The World Cup is bringing the world’s best soccer players to the New York area — and sex workers are scrambling to score.
Escorts are experiencing a spike in bookings ahead of the arrival of 1.2 million soccer fans from around the globe who are expected flock to MetLife Stadium, which will host eight matches starting June 13, including the July 19 championship.
One Brooklyn-based escort who spoke to The Post on the condition of anonymity charges as much as $10,000 for a full day of her kink-centered services and said she’s been overwhelmed by session requests which line up directly with World Cup events in the NY/NJ area.
“I have been getting a lot of new client requests,” the 31-year-old, who offers $800-per-hour foot worshipping sessions, told The Post.
As foreign visitors plan their Gotham tours, her online profiles have seen three times as many engagements in May — including more couples looking for three-ways, she said.
“Interestingly, I have gotten a spike in couples requests. I usually only get one new couple client request per month. I got 25 requests in the last month,” she said.
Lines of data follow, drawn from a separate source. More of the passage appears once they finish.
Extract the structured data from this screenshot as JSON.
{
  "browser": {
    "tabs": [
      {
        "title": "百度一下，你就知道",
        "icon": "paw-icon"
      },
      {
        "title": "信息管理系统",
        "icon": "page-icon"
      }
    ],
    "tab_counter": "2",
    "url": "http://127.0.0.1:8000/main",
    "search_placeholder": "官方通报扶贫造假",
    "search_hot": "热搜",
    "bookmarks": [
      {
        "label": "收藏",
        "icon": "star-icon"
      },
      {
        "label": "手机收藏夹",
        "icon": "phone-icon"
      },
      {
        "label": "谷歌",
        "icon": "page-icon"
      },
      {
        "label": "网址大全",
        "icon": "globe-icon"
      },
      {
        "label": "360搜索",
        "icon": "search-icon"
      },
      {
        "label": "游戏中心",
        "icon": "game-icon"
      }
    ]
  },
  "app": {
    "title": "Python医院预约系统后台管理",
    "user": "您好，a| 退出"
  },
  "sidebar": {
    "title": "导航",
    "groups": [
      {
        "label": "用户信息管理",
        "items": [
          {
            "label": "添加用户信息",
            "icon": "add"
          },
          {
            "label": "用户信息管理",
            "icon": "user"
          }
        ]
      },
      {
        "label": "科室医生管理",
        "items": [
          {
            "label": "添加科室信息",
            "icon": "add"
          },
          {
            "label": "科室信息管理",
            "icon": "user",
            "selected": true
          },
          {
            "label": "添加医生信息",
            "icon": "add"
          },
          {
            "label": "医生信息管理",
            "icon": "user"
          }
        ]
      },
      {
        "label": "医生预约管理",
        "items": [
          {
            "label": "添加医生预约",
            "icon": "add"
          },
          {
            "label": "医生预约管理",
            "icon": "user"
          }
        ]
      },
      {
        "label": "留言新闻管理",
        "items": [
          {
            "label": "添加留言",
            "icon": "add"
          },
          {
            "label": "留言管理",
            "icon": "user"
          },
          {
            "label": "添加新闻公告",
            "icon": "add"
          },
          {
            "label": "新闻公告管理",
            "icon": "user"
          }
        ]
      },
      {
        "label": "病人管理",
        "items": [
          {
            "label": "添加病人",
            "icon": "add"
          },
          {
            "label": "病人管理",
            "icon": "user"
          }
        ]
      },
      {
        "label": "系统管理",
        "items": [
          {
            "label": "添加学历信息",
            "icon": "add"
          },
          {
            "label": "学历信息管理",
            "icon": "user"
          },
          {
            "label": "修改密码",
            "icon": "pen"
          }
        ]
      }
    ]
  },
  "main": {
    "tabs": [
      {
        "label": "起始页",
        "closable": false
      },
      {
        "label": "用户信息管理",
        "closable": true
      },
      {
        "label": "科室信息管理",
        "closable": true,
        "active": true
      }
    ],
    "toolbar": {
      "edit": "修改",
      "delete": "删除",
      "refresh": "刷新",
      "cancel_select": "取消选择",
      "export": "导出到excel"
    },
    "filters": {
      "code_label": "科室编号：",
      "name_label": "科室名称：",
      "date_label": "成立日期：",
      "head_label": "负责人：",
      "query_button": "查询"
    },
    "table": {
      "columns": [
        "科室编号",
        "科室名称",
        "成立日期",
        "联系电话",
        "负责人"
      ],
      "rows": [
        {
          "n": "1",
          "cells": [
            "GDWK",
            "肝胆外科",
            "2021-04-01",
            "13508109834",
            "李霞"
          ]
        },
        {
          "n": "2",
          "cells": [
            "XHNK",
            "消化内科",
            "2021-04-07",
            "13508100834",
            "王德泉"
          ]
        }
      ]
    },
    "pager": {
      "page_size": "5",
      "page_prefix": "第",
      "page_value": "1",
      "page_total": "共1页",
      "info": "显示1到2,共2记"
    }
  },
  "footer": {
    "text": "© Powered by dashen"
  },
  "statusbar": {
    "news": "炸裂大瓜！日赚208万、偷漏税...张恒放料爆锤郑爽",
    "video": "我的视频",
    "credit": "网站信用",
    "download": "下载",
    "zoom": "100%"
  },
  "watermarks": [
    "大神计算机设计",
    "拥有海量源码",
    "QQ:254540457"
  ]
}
The lady of the night has a recurring roster of steady clients, but is now entertaining one-time offers from tourist for the right price.
“Money is everything and if someone gave the right price for pretty much anything, you’d do it right?” she said.
“If someone came in for the World Cup and it was the right amount of money and it was a service I was interested in doing, of course I would do it,” she said.
A New Jersey-based escort who goes by “Spice V” revealed to The Post that she has already pocketed several $3,000 deposits from horndog soccer tourists.
“June is filling up quickly,” Spice said, adding, “There is a high expectation to be readily available once a client arrives. I am in high anticipation.”
Spice said she has already secured two clients from Europe, including one from London, and has another client coming in for the games from Colorado.
Escorts aren’t the only ones gearing up for the games. Law enforcement is bracing for an influx of human traffickers.
“When we think of large-scale events, we often focus on visible threats — terrorism, crowd safety, theft, fraud — and all those are very real concerns. But there’s another crime that thrives in these environments — human trafficking,” Montvale Police Chief Andrew Caggiano, who’s president of the New Jersey State Association of Chiefs of Police, said in the NJ Monitor.
As part of the effort to thwart predators, New Jersey State Police will deploy 1,200 troopers at various official and unofficial World Cup event.
The US Treasury Department’s Financial Crimes Enforcement Network is also ringing the alarm bell over the “ever-present threat” of human trafficking.
“The 2026 FIFA World Cup is expected to draw millions of foreign and domestic visitors, and individuals visiting or residing near host cities may be vulnerable to sex or labor trafficking by perpetrators seeking to exploit the surge in economic activity,” a May 11 release from FinCEN warned.
Attorney General Jennifer Davenport told New Jersey state lawmakers on Wednesday the state has been planning to make sure both visitors and the state’s residents are protected.
“It will be a test of our law enforcement capacities, particularly our ability to stop human trafficking,” Davenport said in NJ Spotlight News.